Nonetheless, the requisite finding of harassment or vexatiousness does not rest solely on some arbitrary threshold number of lawsuits filed but rather must also take account of the repetitiveness and nature of the claims. See Stich v. United States, 773 F.Supp. 469, 470 (D.D.C.1991) (noting that by filing an identical complaint to one previously dismissed, the “[p]laintiff has shown an appalling lack of respect for the judicial branch”). Re-filing the same complaint against the same defendants, as is the case in the instant complaint, is harassing, particularly when the only notable differences between the otherwise repetitive lawsuits is the addition as new defendants of the judges or other government officials involved in an official capacity in a previously dismissed suit. See Mikkilineni, 271 F.Supp.2d at 143 (finding that the “plaintiff has filed similar claims repeatedly” forcing the “defendants to spend resources litigating previously-resolved claims” as appropriately harassing in nature to warrant an injunction); Kaufman, 787 F.Supp.2d at 29–30 (“It appears that, whenever Plaintiffs are unhappy with the result of a case ... they file a new lawsuit ... suing the judge, court staff, lawyers, and/or other government officials involved in the previous case”); Lee v. State Comp. Ins.

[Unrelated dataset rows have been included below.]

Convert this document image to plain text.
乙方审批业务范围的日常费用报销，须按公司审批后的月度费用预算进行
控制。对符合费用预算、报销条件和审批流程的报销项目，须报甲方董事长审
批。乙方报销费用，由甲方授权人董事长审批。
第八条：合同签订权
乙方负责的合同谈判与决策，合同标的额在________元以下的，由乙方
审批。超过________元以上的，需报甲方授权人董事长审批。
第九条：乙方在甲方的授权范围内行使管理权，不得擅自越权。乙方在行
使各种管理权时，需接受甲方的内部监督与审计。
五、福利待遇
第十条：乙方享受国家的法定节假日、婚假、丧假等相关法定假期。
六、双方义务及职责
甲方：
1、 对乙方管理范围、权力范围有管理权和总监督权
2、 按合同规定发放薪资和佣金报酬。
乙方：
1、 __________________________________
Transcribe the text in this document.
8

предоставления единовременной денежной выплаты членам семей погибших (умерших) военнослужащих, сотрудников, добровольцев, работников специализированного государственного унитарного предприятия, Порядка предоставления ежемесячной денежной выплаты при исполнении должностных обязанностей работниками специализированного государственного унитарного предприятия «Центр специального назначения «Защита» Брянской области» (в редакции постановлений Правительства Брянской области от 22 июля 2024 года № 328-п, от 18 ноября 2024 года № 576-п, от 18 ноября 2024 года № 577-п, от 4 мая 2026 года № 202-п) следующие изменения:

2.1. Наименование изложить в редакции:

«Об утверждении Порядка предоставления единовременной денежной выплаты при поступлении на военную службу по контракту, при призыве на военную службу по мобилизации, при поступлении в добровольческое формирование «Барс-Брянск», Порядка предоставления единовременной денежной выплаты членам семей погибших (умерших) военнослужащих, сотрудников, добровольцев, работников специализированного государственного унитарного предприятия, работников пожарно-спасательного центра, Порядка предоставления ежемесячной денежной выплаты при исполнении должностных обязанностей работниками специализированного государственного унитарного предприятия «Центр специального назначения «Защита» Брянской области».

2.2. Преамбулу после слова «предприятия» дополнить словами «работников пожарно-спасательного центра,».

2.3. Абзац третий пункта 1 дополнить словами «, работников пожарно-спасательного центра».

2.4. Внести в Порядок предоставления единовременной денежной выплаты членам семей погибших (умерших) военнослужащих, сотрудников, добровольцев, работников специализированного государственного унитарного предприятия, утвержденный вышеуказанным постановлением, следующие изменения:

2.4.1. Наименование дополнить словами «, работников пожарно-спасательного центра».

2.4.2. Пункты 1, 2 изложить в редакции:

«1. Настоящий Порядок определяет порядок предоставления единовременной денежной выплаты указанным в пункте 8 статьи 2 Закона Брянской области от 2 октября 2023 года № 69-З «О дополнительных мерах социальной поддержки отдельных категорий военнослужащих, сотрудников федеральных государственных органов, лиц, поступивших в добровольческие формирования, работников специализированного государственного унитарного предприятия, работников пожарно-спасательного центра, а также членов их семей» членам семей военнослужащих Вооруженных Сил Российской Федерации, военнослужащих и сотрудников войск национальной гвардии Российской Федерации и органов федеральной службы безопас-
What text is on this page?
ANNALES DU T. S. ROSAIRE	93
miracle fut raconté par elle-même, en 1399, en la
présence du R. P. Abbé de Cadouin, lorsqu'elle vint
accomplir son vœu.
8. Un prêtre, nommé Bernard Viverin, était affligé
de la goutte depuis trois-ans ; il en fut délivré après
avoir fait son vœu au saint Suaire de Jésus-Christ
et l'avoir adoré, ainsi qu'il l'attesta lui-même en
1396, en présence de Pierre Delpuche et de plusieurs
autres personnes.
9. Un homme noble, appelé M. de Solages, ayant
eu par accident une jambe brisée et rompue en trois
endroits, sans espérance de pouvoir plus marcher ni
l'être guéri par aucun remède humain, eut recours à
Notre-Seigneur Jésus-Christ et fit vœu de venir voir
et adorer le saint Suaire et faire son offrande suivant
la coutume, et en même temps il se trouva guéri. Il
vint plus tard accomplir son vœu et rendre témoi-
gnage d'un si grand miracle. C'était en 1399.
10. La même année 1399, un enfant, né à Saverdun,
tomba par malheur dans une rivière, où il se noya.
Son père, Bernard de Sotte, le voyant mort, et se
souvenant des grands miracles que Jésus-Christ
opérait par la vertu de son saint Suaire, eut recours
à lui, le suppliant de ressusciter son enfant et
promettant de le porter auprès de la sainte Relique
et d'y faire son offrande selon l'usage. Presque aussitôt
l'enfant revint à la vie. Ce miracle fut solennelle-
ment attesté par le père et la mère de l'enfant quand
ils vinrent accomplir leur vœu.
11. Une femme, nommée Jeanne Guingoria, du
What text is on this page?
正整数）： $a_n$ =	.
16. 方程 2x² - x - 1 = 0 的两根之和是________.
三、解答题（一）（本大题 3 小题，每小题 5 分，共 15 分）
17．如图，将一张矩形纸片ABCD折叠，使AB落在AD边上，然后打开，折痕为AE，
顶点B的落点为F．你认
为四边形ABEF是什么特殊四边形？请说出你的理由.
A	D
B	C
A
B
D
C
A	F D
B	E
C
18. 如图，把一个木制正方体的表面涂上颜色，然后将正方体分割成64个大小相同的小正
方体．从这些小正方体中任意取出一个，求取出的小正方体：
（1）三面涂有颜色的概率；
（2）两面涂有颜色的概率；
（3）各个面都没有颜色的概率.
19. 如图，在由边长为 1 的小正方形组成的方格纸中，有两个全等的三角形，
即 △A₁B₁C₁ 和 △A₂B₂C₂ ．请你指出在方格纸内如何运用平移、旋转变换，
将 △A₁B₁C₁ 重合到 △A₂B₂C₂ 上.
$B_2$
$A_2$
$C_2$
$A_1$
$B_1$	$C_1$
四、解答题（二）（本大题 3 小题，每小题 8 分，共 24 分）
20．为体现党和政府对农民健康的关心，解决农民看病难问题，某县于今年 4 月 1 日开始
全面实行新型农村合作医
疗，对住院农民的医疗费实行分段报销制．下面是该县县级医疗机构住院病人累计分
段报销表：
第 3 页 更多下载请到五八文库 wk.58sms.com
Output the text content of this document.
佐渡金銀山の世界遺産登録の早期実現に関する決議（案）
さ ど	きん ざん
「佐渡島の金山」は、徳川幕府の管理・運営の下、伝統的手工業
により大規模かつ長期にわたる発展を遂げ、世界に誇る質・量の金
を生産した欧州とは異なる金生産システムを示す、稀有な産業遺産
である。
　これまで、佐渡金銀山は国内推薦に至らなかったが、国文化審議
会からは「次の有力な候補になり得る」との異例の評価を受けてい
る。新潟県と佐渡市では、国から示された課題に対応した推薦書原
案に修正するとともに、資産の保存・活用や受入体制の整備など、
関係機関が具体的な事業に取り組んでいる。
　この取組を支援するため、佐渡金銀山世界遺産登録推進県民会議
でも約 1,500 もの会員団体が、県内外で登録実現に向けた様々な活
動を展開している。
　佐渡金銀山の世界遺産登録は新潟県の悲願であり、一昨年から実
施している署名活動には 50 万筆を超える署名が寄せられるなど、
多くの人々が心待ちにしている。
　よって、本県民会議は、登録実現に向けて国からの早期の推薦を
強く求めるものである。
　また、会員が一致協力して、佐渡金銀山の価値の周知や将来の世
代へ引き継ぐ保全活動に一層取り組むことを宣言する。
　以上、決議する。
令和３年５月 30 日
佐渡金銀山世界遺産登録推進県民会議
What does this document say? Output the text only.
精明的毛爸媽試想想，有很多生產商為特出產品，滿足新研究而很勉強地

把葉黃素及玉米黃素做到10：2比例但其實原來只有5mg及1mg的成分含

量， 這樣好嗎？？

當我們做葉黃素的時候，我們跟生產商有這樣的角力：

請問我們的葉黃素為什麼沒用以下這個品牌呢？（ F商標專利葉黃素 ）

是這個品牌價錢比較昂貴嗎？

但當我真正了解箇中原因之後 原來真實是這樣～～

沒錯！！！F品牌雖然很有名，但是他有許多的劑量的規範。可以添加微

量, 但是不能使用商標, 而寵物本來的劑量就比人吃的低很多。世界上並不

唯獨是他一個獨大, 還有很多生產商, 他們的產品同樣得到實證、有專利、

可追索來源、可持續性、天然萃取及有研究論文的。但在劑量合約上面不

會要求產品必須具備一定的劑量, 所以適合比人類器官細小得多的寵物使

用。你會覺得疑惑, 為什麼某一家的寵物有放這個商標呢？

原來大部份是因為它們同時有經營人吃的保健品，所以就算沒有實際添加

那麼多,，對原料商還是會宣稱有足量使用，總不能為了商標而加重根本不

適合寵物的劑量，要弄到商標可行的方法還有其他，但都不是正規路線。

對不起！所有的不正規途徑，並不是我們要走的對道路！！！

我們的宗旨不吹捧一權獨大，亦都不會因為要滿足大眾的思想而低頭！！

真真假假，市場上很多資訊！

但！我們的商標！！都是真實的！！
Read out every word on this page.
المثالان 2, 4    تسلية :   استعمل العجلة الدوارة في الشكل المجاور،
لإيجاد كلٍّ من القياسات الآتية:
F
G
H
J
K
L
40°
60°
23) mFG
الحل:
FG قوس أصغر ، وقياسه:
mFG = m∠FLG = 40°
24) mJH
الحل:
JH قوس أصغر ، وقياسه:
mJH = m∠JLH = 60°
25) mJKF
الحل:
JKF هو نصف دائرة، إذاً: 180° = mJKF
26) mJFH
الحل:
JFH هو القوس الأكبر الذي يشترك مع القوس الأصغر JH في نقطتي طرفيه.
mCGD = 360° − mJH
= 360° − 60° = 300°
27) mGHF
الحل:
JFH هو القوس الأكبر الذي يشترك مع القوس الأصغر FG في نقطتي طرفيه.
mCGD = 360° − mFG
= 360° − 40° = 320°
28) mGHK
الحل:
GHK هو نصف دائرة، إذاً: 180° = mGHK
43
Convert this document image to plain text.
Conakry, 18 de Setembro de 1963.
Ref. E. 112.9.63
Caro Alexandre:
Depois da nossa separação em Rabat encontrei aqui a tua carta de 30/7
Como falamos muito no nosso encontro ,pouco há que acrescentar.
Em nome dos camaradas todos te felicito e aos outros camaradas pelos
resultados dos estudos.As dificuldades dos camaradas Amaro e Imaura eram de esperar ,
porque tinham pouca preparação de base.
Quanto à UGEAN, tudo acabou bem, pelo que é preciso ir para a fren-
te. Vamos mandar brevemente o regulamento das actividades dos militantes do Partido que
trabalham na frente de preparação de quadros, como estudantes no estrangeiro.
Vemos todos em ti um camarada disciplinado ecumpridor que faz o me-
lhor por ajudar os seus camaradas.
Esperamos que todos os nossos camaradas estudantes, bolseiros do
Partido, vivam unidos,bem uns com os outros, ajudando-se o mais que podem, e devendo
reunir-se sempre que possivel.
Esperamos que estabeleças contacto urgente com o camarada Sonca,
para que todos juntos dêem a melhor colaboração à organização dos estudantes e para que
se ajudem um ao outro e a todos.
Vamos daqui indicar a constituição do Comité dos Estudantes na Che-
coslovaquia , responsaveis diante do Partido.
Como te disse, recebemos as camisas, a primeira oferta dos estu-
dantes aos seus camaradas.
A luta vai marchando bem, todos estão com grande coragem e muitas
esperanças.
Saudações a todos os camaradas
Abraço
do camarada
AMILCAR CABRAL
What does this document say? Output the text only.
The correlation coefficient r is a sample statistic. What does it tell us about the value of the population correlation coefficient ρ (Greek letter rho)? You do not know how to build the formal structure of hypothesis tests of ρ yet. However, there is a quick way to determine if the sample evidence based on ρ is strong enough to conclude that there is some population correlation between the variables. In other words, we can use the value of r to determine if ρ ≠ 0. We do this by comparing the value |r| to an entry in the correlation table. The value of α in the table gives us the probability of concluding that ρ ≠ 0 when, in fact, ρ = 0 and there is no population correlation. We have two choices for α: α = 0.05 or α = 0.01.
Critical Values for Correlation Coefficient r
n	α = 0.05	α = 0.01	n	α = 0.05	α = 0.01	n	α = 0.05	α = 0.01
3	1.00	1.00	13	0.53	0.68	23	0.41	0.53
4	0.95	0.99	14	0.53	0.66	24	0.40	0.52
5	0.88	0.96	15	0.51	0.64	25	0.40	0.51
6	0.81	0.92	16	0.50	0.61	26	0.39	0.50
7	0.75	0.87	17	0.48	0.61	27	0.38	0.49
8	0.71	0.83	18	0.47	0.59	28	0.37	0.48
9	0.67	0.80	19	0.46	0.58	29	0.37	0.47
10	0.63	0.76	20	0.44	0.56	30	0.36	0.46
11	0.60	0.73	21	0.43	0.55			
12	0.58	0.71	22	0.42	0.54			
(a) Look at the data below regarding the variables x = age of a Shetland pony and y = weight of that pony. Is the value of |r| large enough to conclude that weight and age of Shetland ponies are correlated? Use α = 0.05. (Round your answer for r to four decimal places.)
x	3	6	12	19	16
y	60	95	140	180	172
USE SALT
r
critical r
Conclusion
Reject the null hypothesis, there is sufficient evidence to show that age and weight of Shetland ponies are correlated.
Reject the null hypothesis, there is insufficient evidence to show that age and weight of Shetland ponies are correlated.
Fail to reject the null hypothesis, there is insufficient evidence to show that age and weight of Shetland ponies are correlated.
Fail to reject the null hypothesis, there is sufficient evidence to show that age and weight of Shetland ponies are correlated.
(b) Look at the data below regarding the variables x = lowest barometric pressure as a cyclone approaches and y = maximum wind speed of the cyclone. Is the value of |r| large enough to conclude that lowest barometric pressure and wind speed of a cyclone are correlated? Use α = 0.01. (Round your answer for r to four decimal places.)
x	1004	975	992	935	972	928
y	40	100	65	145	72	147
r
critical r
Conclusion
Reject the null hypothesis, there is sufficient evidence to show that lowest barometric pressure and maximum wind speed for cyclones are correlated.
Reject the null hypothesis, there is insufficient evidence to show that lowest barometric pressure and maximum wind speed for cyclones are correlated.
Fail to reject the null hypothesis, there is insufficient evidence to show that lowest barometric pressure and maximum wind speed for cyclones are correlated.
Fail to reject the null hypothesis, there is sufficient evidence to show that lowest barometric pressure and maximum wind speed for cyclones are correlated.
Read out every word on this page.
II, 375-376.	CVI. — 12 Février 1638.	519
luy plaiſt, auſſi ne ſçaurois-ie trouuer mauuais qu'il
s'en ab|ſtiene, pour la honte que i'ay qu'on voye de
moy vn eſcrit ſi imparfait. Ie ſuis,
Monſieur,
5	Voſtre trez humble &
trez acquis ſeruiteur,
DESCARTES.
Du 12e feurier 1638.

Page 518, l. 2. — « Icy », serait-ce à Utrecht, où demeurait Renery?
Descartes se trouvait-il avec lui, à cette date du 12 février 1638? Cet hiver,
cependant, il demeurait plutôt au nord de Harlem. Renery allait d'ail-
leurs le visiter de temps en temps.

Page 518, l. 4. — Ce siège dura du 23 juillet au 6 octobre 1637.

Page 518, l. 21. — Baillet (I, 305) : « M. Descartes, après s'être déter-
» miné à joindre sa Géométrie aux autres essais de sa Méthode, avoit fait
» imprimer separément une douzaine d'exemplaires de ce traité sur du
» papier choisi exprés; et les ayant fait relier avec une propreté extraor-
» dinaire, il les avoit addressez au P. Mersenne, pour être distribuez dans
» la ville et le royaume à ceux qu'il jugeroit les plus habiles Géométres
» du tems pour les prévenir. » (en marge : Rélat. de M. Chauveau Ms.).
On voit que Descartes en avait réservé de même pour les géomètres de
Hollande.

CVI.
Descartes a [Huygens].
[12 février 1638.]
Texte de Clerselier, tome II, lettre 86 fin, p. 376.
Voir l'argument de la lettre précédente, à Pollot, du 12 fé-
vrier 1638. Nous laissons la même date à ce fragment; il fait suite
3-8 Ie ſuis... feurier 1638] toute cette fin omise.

Fund, No. 05–670, 2005 WL 1903343, at *1 n. 5 (D.D.C. July 13, 2005) (finding when plaintiff had filed five prior lawsuits relating to his same workers' compensation award against the same defendants, court concluded that injunction should issue). Such repeated filing of meritless claims consumes judicial resources and attention and thereby impedes the administration of justice generally. Kaufman, 787 F.Supp.2d at 36 (citing plaintiff's “improper filings,” court concluded that “Plaintiffs are impeding the administration of justice and abusing their electronic filing privileges”).
The Court finds that the plaintiff's repeated filings of meritless complaints in this district is both vexatious and harassing to the parties named as defendants and imposes an unwarranted burden on “the orderly and expeditious administration of justice.” Urban, 768 F.2d at 1500; see also Davis v. United States, 569 F.Supp.2d 91, 93, 98–99 (D.D.C.2008) (imposing a pre-filing injunction on plaintiffs after filing “their fourth essentially identical suit” because “this repetitive presentation of essentially identical claims wastes limited judicial resources”). Accordingly, the plaintiff is enjoined from any subsequent filing in the District Court for the District of Columbia without first seeking leave from the Court.
V. CONCLUSION
For the aforementioned reasons, the plaintiff's complaint is dismissed sua sponte for failure to state a claim. Additionally, the plaintiff is enjoined from filing in this Court any new civil action without first seeking leave to file such complaint. In seeking leave to file any new complaint, the plaintiff must explain what new matters are raised to warrant the filing of a new complaint.
An appropriate Order accompanies this Memorandum Opinion.